How to Control Rats in Poultry

Rats usually eat their entire meal for the day at one time, normally at night.


Reproduction: Since rats reach sexual maturity in 2 months and have a gestation period of 23 days, large populations can build in a short time. With an average litter size of 6-8 and as many as 10-12 litters per year, a single pair can produce 15,000 descendants in only one year. The reproduction rate for mice is similar with 5-10 litters for 5-6 per litter. The gestation period is only 19 days and the female may mate again 48 hours after giving birth.

Controlling the Rodent Problem in Poultry

The first step in rodent control is to eliminate the entry points. A mouse can enter through a hole the size of a pencil and a rat can squeeze through a hole the size of a dime. It is wise to assume rats are physically capable of accomplishing incredible feats to gain entry into a poultry house.

Whilst it may almost be impossible to block all entry points, All openings to poultry houses where possible should have closures that fit tightly and they should always be closed. Other possible entry points such as spaces around pipes exhaust fan or drains should be rodent proof.

Eliminate all junk that may serve as hiding place.

Obvious food sources such as spilled feed or garbage should also be eliminated.

The next step in controlling a rodent problem is to reduce the population with a combination of baits, and traps.


In cage houses the snap and glue trap can be used to effectively control rats and mouse.

Traps should be set close to walls, in dark corners, or behind objects where rats or mice may hide. If roof rats are the target, traps and bait stations may need to be secured to rafters, overhead beams or pipes to increase the chances of success

Bait Station and Snap Trap



An important control measure is the use of baits-Rodenticides should be used with traps for effective control. Our range of rodenticides includes tracking powders, acute toxicity baits, and delayed toxicity baits.

Rodent Tracking Powders are toxic dusts that contain high concentrations of either acute action or delayed action toxicants. These restricted powders are placed in burrows, runways, or covered stations. Rodents will then travel through these areas and pick up the powder in their fur and feet, where it is later ingested during grooming.

Acute toxicity rodenticides are those that can give effective control with a single feeding. This type can be used as the initial assault on large populations. A disadvantage of the single feeding rodenticide is that it is very toxic to all types of animals and man.

Examples of acute rodenticides we have are.

  • Zinc phosphide is not a new compound, but one that has been used for some time. It causes clinical signs of poisoning usually within 24 hours.
Paste Bait-Highly Attractive

  • Anti-Coagulants Rodenticides: These compounds kill rodent by inhibiting the ability of the blood to coagulate, thus death results from internal haemorrhaging.

Anticoaglant baits require multiple feedings to be effective. A period of 7-21 days may be needed for anticoagulant baits to be successful. These products are much safer around all types of animals. Also the rodent usually does not identify its gradual illness with the bait due to multiple feedings.

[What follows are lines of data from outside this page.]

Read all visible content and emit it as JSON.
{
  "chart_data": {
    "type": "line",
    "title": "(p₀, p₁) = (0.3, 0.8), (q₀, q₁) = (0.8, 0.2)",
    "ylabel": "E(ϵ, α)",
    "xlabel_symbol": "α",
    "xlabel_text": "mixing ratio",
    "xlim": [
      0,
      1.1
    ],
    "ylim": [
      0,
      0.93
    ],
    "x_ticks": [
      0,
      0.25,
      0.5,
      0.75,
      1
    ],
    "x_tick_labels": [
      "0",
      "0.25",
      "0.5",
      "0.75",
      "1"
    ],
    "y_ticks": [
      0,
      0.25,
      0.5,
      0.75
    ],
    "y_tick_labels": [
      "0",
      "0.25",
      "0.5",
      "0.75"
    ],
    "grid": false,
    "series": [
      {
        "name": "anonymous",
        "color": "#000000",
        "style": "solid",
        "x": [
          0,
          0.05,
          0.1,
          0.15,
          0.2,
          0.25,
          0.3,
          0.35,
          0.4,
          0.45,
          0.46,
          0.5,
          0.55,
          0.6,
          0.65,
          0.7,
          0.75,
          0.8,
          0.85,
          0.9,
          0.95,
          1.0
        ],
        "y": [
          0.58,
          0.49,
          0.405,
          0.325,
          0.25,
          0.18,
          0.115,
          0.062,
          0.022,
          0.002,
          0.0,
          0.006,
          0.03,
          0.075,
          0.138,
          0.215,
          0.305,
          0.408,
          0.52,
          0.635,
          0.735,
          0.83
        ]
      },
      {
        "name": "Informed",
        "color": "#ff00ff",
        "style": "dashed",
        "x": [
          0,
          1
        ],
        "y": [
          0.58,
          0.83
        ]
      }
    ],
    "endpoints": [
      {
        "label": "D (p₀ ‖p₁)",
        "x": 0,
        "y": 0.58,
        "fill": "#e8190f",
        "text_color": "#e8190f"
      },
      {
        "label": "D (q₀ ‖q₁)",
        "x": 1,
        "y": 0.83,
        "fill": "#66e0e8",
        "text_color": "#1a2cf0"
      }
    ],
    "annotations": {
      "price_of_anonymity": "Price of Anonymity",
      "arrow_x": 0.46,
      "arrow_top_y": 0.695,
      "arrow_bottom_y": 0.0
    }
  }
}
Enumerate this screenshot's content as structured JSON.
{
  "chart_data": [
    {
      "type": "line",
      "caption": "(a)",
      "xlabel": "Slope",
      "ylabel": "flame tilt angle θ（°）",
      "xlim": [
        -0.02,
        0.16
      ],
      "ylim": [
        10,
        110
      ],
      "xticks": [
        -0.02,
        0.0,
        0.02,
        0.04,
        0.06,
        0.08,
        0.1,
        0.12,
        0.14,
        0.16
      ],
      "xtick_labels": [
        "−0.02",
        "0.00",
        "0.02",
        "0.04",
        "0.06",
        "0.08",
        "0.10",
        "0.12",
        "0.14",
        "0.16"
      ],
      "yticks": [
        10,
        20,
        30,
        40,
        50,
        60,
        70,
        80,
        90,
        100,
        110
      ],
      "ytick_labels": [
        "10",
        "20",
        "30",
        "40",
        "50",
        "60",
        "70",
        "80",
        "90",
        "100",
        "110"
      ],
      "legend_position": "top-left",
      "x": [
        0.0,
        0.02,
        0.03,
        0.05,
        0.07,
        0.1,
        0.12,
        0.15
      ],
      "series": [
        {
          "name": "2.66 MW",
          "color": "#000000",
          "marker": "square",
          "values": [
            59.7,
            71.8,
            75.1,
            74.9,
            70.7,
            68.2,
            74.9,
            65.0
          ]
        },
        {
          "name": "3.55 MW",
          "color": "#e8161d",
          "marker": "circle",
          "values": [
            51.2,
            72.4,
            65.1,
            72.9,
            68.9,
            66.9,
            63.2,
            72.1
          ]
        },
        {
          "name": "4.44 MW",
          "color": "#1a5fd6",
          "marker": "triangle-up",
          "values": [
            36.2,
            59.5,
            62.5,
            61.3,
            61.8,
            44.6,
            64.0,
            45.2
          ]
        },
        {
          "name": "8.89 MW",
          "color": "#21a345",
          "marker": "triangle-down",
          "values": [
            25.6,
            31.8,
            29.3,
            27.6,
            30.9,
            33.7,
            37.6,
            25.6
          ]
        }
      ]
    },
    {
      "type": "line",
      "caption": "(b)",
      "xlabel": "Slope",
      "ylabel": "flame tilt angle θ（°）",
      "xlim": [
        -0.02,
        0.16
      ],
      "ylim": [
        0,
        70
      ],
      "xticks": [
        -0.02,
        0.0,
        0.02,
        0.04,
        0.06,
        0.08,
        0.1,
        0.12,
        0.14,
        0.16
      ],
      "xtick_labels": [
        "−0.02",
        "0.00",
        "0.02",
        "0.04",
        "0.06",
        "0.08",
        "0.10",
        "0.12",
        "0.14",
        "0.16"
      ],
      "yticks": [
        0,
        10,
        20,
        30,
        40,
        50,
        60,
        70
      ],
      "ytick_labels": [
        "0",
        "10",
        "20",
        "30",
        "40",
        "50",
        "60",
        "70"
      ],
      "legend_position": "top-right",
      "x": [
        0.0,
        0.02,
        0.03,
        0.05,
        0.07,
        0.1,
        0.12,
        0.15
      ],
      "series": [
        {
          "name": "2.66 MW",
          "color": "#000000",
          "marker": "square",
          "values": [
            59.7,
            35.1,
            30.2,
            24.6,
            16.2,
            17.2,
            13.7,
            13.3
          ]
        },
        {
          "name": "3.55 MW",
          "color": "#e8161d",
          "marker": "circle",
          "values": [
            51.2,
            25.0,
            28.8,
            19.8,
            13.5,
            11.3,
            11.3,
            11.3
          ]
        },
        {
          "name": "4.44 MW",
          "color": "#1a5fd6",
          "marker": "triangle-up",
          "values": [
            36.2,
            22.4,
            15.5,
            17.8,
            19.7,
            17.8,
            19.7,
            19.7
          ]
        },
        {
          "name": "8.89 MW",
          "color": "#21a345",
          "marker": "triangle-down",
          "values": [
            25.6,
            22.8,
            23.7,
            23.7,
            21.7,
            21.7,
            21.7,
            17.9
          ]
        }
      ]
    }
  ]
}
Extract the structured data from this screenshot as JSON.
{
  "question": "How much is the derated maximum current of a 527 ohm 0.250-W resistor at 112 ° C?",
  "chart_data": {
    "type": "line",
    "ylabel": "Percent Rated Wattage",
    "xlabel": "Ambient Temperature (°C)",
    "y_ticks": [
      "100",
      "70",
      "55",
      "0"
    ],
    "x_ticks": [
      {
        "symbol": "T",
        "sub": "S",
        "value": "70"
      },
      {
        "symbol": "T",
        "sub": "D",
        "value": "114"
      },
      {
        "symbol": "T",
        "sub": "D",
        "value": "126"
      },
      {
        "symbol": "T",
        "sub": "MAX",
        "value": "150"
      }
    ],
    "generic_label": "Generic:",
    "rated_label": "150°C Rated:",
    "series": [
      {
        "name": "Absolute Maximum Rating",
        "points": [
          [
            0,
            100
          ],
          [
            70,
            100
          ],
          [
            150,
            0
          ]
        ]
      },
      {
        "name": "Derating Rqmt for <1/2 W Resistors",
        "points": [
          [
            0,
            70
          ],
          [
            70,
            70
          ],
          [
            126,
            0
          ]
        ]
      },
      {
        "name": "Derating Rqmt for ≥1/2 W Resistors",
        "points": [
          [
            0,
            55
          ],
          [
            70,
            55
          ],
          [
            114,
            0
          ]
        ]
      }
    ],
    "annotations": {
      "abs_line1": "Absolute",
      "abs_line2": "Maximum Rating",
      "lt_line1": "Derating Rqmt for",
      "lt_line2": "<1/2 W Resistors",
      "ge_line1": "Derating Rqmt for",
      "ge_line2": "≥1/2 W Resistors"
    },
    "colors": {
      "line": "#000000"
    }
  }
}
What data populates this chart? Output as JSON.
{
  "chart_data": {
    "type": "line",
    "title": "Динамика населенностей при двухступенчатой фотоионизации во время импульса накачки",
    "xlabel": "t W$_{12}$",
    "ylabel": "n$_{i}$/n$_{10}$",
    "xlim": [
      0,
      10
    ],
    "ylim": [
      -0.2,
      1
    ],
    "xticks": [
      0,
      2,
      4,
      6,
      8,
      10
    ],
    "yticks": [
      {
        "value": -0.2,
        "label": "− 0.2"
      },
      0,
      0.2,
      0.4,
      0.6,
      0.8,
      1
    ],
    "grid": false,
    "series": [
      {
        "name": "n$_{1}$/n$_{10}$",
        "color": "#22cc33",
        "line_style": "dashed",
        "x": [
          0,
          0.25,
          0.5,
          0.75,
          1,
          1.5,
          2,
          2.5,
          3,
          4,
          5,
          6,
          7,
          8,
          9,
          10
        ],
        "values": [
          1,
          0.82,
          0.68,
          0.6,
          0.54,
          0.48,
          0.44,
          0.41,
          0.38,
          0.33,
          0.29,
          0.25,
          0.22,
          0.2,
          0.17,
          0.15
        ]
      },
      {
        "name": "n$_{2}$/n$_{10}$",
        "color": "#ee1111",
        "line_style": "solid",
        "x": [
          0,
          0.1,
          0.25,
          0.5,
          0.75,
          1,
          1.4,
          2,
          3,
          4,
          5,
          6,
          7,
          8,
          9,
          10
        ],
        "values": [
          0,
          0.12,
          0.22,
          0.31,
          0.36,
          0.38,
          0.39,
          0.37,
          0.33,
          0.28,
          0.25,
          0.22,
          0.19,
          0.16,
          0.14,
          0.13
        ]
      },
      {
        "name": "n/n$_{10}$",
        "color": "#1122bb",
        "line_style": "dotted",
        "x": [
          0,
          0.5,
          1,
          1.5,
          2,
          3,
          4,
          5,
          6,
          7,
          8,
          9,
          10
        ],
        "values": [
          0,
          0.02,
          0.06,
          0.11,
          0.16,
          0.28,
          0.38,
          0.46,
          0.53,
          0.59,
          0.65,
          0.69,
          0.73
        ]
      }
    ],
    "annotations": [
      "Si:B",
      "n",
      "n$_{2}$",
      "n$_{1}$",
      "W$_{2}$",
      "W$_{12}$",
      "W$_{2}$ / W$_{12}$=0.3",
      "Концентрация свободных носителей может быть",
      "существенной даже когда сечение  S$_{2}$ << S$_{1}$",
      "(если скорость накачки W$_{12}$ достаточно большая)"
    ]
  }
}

Brodifacoum and Bromadiolone have now become the mainstay of rodent control in poultry and urban space throughout the world.

Our Vertox(Brodifacoum) and ThunderBolt(Bromadilone)baits are very effective in controlling rodents.

Our baits are approved for poultry however use of directions should be carefully followed.


For a baiting program to be effective an adequate amount of bait must be available and it must be replaced as it is eaten and should be used with a bait station.


Proper placement of bait station is important for successful rodent control. The bait should be placed where rodents are living and the size of the “home area” should be kept in mind. For house mice the bait stations should be no more than 10 feet apart and for rats a spacing of 25-50 feet is adequate.


Bait stations provide a secluded area for feeding, keeps bait fresh and prevent cross contamination as rodents are prone to take bait from placement location to a more secured location or burrow.

In areas of the poultry house, where practical, bait should be available at all times since new rodents may enter the house at any time.